2. Zwar sieht § 27 Abs. 1 Hs. 2 AGBGB BW vor, dass die Berechtigten vor der Erteilung des Unschädlichkeitszeugnisses anzuhören sind, soweit dies ohne erhebliche Verzögerungen und unverhältnismäßige Kosten möglich ist. Schon dem Wortlaut dieser Bestimmung kann allerdings entnommen werden, dass das Anhörungserfordernis nicht ausnahmslos gilt. Unabhängig von den im Gesetz aufgeführten Durchbrechungen dieses Grundsatzes kann nach dem Sinn und Zweck dieser Verfahrensvorschrift auf eine Anhörung des Betroffenen auch dann verzichtet werden, wenn dessen schutzwürdige Belange nicht berührt werden.
Normenkette
BGB §§ 875, 1175 Abs. 1 S. 2; BGBAG BW § 22 Abs. 1, § 24 Abs. 2, § 26 Abs. 2 S. 2, § 27 Abs. 1, 3; EGBGB Art. 120; FamFG § 18 Abs. 3 S. 3, § 39; GBO § 41
Verfahrensgang
AG Achern (Beschluss vom 15.11.2022; Aktenzeichen ACH010 GRG 837/2022) |
Tenor
1. Den Beteiligten zu 1) und zu 2) wird von Amts wegen Wiedereinsetzung in den vorigen Stand wegen Versäumung der Frist zur Einlegung der Beschwerde gewährt.
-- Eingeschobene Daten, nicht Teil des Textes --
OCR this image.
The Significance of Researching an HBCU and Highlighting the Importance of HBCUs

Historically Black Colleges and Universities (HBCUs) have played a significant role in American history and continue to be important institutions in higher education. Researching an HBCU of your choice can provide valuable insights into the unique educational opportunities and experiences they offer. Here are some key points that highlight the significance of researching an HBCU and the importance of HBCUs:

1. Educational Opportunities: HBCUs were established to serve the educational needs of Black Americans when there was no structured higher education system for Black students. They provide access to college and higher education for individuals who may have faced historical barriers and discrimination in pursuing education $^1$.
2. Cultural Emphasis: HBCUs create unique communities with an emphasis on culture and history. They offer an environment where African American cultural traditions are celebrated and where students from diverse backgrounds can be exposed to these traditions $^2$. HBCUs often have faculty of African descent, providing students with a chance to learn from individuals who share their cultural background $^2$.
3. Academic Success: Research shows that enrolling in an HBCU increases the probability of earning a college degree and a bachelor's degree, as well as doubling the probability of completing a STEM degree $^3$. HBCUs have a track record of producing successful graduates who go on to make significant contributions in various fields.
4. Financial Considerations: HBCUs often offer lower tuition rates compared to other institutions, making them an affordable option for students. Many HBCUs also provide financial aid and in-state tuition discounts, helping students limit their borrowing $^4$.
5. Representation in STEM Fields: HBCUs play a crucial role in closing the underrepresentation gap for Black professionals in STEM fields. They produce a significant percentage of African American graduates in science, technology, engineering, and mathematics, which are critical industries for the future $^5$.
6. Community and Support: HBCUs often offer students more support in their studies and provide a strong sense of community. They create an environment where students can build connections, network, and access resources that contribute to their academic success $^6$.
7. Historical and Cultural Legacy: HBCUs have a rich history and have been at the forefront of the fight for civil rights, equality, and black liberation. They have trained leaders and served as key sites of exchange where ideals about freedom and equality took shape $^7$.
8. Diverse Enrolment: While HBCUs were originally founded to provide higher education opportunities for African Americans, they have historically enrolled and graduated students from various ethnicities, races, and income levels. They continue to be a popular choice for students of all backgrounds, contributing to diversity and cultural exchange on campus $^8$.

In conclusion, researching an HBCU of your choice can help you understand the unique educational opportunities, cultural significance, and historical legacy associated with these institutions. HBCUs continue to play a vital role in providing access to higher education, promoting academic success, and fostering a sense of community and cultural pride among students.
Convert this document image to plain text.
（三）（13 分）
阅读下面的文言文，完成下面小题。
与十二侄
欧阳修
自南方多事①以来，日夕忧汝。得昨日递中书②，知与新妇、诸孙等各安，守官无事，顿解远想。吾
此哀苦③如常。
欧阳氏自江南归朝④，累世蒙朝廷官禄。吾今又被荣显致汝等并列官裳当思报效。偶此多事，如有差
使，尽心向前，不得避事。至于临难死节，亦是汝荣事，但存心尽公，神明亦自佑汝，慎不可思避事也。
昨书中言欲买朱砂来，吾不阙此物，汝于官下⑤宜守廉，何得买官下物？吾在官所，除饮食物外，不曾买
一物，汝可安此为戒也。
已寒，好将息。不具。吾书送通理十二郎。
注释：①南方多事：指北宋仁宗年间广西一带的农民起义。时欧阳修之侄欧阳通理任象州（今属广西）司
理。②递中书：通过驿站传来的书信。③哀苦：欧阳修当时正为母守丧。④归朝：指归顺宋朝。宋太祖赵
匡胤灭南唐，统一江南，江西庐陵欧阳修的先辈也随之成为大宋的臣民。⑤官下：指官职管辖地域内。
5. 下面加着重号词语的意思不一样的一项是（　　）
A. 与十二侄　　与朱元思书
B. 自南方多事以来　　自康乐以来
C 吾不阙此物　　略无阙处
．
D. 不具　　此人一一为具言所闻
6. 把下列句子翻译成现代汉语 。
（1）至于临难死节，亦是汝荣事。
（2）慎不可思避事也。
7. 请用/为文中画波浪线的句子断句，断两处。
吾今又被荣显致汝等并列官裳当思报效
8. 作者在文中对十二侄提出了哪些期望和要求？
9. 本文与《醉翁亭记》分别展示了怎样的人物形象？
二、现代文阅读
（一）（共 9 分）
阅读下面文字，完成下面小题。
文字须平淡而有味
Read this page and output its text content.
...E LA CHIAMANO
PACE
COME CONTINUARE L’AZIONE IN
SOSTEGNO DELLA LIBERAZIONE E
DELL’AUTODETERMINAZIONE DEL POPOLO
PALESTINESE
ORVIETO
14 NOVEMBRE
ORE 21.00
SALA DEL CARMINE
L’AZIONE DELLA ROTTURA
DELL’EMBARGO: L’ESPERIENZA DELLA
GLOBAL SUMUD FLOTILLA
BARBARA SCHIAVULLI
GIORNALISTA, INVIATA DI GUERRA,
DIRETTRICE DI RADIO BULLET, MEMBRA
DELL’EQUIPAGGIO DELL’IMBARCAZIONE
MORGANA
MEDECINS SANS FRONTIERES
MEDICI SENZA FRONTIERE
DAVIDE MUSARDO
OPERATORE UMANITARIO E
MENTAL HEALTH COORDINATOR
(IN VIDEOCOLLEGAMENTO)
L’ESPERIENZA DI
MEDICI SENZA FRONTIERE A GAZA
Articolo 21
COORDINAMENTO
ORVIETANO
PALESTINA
2. Auf die Beschwerde der beiden vorbezeichneten Beteiligten wird der Beschluss des Amtsgerichts - Grundbuchamt - Achern vom 15.11.2022, ACH010 GRG 837/2022, wie folgt abgeändert:
Gemäß dem Antrag der Beteiligten zu 1) und zu 2) wird bezüglich der im Grundbuch des Amtsgerichts Achern für B., Gemeinde O., Blatt (...), in Abteilung III nachfolgend aufgeführten Grundpfandrechte der Sparkasse O2, und zwar
der unter lfd. Nr. 1 eingetragenen Grundschuld in Höhe von 6.000,00 DM,
der unter lfd. Nr. 2 eingetragenen Grundschuld in Höhe von 15.000,00 DM,
der unter lfd. Nr. 3 eingetragenen Grundschuld in Höhe von 30.000,00 DM,
der unter lfd. Nr. 6 eingetragenen Grundschuld in Höhe von 40.000,00 DM und
der unter lfd. Nr. 7 eingetragenen Grundschuld in Höhe von 100.000,00 DM
ein Unschädlichkeitszeugnis hinsichtlich der pfandfreien, entschädigungslosen Abschreibung bezüglich folgender Teilflächen erteilt:
Flst. Nr. 16/103 (152 qm),
Flst. Nr. 23/1 (148 qm) und
Flst. Nr. 23/2 (365 qm).
Gründe
I. Mit ihrer Beschwerde wenden sich die beiden durch den beurkundenden Notar vertretenen Beteiligten gegen die Zurückweisung ihres Antrages auf Erteilung eines Unschädlichkeitszeugnisses durch das Grundbuchamt Achern.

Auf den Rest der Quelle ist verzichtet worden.